Terra Mítica is located in the resort town of Benidorm, in the south-eastern corner of Spain. The name translates literally as mythical land, and as such it was no surprise to see that it is largely themed after ancient Egypt and ancient Greece, with sprinklings from other parts of the world. The theming was of a very high standard throughout, making this one of the most picturesque parks I've visited to date.
Our morning began with an ERS on Magnus Colossus (#210), one of only a handful of wooden coasters built by the Roller Coaster Corporation of America. We had been forewarned that this ride wasn't one of their outstanding achievements, and with that in mind I decided to queue for a front seat ride to start with; the idea of missing part of the exclusive session didn't worry me much. Much to my surprise the ride turned out to be fairly decent, if a little bit on the jarring side. The park staff were extremely accommodating and allowed us to use cameras during our session, so I was able to take some excellent on-ride photographs. As an aside, this ride makes a very odd noise when it is out on course, that is quite different to what one would expect from a typical wooden coaster. Does anyone know why this is?
We caught a quick lap on the Alucinakis (#211) junior coaster on the way to Triton's Fury, a giant splash ride featuring two drops just like the one at Port Aventura. This marked the first truly funny moment of the trip; after one circuit, the ride operator asked if we'd like to stay on, so we went around again. Most people got out after three rounds, but I and two others stayed on for a fourth go. By the end of four circuits on a giant splash ride with two drops, we were, not surprisingly, completely drenched. Nevertheless the baking Spanish heat ensured we didn't stay that way for long.
Some simulator rides are too aggressive to be fun, and The Lost Temple falls into that category. Riders are thrown from side to side with considerable force, and the result is far from comfortable. The resultant bruising, coupled with utterly incomprehensible rapid fire Spanish, made this one of two attractions here that I frankly didn't enjoy at all. The other was the shiny new suspended looping coaster, Tizona (#212), which left me with my first Vekoma headache of the trip. It was telling that I enjoyed the Tren Bravo powered coaster considerably more than the apparent star attraction!
We shared a boat on the Rapids of Argos with a local family, and quite possibly prevented a nasty accident by doing so. A small child who decided to stand up mid way round the course just as the boat entered a particularly rough area of water. Both George and I yelled at him to sit down; his parents, also in the boat, were completely oblivious to the danger. Never stand up on an amusement park ride, folks.

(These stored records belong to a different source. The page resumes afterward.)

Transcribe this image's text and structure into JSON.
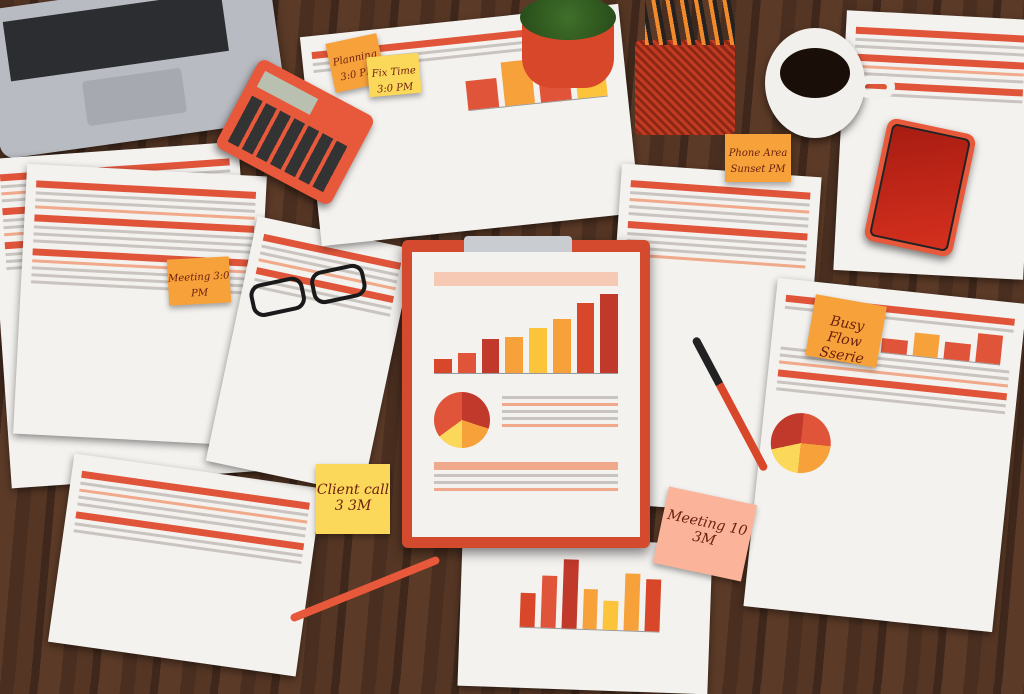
{
  "colors": {
    "wood": "#553624",
    "accent": "#e0553a",
    "note_orange": "#f7a13a",
    "note_yellow": "#fbd75a",
    "note_pink": "#fbb49a"
  },
  "sticky_notes": [
    {
      "text": "Planning 3:0 PM",
      "color": "#f7a13a"
    },
    {
      "text": "Fix Time 3:0 PM",
      "color": "#fbd75a"
    },
    {
      "text": "Meeting 3:0 PM",
      "color": "#f7a13a"
    },
    {
      "text": "Client call 3 3M",
      "color": "#fbd75a"
    },
    {
      "text": "Meeting 10 3M",
      "color": "#fbb49a"
    },
    {
      "text": "Phone Area Sunset PM",
      "color": "#f7a13a"
    },
    {
      "text": "Busy Flow Sserie",
      "color": "#f7a13a"
    }
  ],
  "clipboard_bars": [
    12,
    18,
    30,
    32,
    40,
    48,
    62,
    70
  ],
  "bottom_bars": [
    30,
    45,
    60,
    35,
    25,
    50,
    45
  ],
  "objects": [
    "laptop",
    "calculator",
    "plant",
    "pen-cup",
    "coffee-mug",
    "smartphone",
    "glasses",
    "pen",
    "pencil"
  ]
}
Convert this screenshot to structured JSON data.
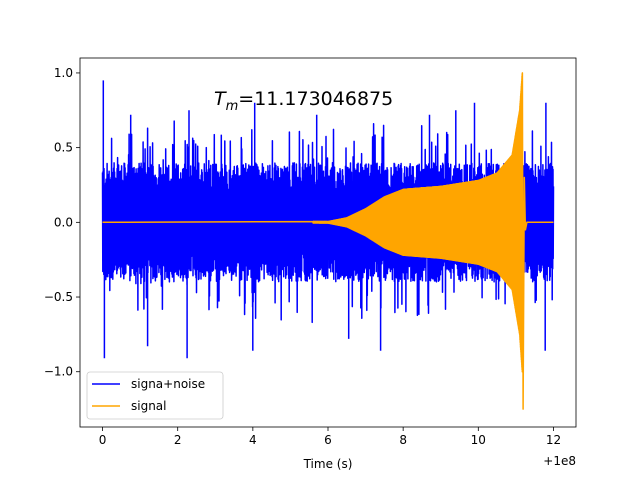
{
  "chart_data": {
    "type": "line",
    "title": "",
    "annotation": {
      "main": "T",
      "sub": "m",
      "rest": "=11.173046875"
    },
    "xlabel": "Time (s)",
    "ylabel": "",
    "x_offset_label": "+1e8",
    "xlim": [
      -0.6,
      12.6
    ],
    "ylim": [
      -1.37,
      1.1
    ],
    "xticks": [
      0,
      2,
      4,
      6,
      8,
      10,
      12
    ],
    "yticks": [
      -1.0,
      -0.5,
      0.0,
      0.5,
      1.0
    ],
    "xtick_labels": [
      "0",
      "2",
      "4",
      "6",
      "8",
      "10",
      "12"
    ],
    "ytick_labels": [
      "−1.0",
      "−0.5",
      "0.0",
      "0.5",
      "1.0"
    ],
    "grid": false,
    "legend_position": "lower-left",
    "series": [
      {
        "name": "signa+noise",
        "color": "#0000ff",
        "style": "dense noisy oscillation",
        "x_range": [
          0,
          12
        ],
        "typical_amplitude": 0.38,
        "max": 0.95,
        "min": -0.92,
        "spikes": [
          [
            0.02,
            0.95
          ],
          [
            0.05,
            -0.91
          ],
          [
            0.75,
            0.72
          ],
          [
            1.2,
            -0.83
          ],
          [
            2.25,
            -0.91
          ],
          [
            2.3,
            0.75
          ],
          [
            4.0,
            -0.86
          ],
          [
            4.05,
            0.8
          ],
          [
            5.7,
            0.72
          ],
          [
            6.55,
            -0.78
          ],
          [
            7.4,
            -0.86
          ],
          [
            8.7,
            0.72
          ],
          [
            9.4,
            0.75
          ],
          [
            9.9,
            0.8
          ],
          [
            11.78,
            -0.86
          ],
          [
            11.8,
            0.8
          ],
          [
            11.15,
            -0.78
          ]
        ]
      },
      {
        "name": "signal",
        "color": "#ffa500",
        "style": "chirp",
        "x_range": [
          0,
          12
        ],
        "merger_time": 11.173046875,
        "envelope": [
          [
            0,
            0.0
          ],
          [
            6.0,
            0.005
          ],
          [
            6.5,
            0.03
          ],
          [
            7.0,
            0.09
          ],
          [
            7.5,
            0.17
          ],
          [
            8.0,
            0.22
          ],
          [
            9.0,
            0.24
          ],
          [
            10.0,
            0.28
          ],
          [
            10.5,
            0.33
          ],
          [
            10.9,
            0.45
          ],
          [
            11.1,
            0.75
          ],
          [
            11.17,
            1.0
          ]
        ],
        "peak_max": 1.0,
        "peak_min": -1.25
      }
    ]
  }
}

Icaros was a contender for the slowest wave swinger in the known universe. The experience was quite frankly boring, though it could easily have been fixed by doubling the speed of the motor. Rather better was the Laberinto del Minotauro, a Sally Corp target shooting dark ride. For some reason this model did not feature any scoring, though it wouldn't have made any difference since more than half the targets were not working properly. The scenes themselves were well done though; this ride could be very good with a bit of work.
After enduring The Lost Temple this morning I was not enthused about riding another simulator, but The Mystery of Keops was so unique that we had to give it a try. The mechanics for this attraction have been built into a Pyramid which really looks the part, even down to the magnificent frescoes on the wall of the queue line. Passengers board a single large gondola which moves up and down very slowly between different scenes. This was clearly one of the first rides to go into the park; though the technology is a bit dated now it is still an interesting ride.
We finished the day with a highly enjoyable show called Barbarosa (Red Beard).